Once you’ve undressed to your comfort level or changed into clothing allowing for a free range of movement, you’ll climb onto the table. Most times with a session using the Trager Approach you’ll start face-up. In Trager, the practitioner does a lot of movements leaning or ‘perching’ on the edge of the table. I’ll sit on the table for neck work, and then for much of the time I’ll have one foot on the ground and one leg up with whichever limb I’m working on draped over it. Of course, this can be modified according to the needs of whoever I’m working with: I can do neck work standing up, and bolsters and pillows can be added for your comfort.

Since everything affects everything else, and everything is so connected, I may possibly start with a little neck work even if your focus area is your left ankle. During the session there will be lots of gentle movement; lots of it very subtle, but a whole other lot able to be easily felt. While one important part of the Trager Approach is movement, the other side of the coin is stillness. Several times during a session, I will allow the vibrations to sink in and fade away. This gives you a moment to feel more deeply inside of whatever we’ve been working on. The end result of the gentle movements combined with the moment of serene stillness is usually a feeling of greater ease and comfort, of being more at home inside of your body.

After the table work, we’ll do another check in with the body and move the focus area around again. The goal is not to look for the pain that was there before. Instead, the goal is to look for the good feelings that may have taken its place.

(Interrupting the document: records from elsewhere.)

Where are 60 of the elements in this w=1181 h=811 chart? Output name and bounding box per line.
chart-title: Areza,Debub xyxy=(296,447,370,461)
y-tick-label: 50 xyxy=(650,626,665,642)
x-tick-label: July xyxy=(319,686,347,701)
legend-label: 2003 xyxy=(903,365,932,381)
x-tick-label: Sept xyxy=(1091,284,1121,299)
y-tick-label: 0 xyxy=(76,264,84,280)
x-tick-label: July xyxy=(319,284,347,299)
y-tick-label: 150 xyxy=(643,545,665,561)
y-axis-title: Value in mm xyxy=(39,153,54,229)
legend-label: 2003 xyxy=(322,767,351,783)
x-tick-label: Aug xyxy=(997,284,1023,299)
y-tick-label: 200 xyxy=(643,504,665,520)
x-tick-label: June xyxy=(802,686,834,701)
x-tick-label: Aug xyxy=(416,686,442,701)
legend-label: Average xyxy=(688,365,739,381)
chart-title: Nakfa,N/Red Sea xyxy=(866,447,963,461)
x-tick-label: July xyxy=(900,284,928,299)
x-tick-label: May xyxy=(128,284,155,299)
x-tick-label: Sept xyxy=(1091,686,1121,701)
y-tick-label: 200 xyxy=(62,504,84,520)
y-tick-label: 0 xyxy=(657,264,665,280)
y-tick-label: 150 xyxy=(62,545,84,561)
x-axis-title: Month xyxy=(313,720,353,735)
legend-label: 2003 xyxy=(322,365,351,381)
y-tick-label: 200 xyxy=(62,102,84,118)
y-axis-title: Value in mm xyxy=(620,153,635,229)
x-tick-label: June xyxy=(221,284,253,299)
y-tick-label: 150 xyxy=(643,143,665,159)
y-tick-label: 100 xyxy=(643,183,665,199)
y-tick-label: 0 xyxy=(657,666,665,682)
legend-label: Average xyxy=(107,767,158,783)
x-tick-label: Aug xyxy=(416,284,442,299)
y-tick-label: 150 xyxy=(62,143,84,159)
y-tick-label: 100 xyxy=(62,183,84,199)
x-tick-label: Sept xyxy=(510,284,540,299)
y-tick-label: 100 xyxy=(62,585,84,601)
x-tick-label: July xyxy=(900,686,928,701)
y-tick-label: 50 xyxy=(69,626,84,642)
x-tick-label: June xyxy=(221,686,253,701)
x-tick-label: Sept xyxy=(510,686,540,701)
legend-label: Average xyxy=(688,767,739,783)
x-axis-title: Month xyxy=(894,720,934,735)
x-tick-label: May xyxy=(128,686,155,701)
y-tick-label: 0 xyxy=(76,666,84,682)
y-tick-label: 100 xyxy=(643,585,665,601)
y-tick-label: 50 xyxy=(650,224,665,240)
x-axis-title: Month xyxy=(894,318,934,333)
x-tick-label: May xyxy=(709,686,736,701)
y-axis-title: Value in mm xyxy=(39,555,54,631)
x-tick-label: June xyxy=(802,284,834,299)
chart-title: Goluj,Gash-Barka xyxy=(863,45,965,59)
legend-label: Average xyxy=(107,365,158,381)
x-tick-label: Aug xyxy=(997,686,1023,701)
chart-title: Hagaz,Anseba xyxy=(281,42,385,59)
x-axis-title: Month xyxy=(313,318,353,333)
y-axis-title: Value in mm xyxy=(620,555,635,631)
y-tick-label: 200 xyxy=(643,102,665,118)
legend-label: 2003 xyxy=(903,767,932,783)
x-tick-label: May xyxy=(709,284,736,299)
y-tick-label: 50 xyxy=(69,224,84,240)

One of the best parts of the Trager Approach is that you can keep whatever good feelings you’ve had during a session. All you have to do is ask yourself how it felt, and your body will at least in small part bring the feelings back again, and the more you recall it, the stronger the good feelings that your body recalls will be.

It all starts with a breath, and a question. From there, it grows to a natural exploring of movement and stillness, opening and closing. Finally, at the end, there are possibilities for new patterns of movement and thinking.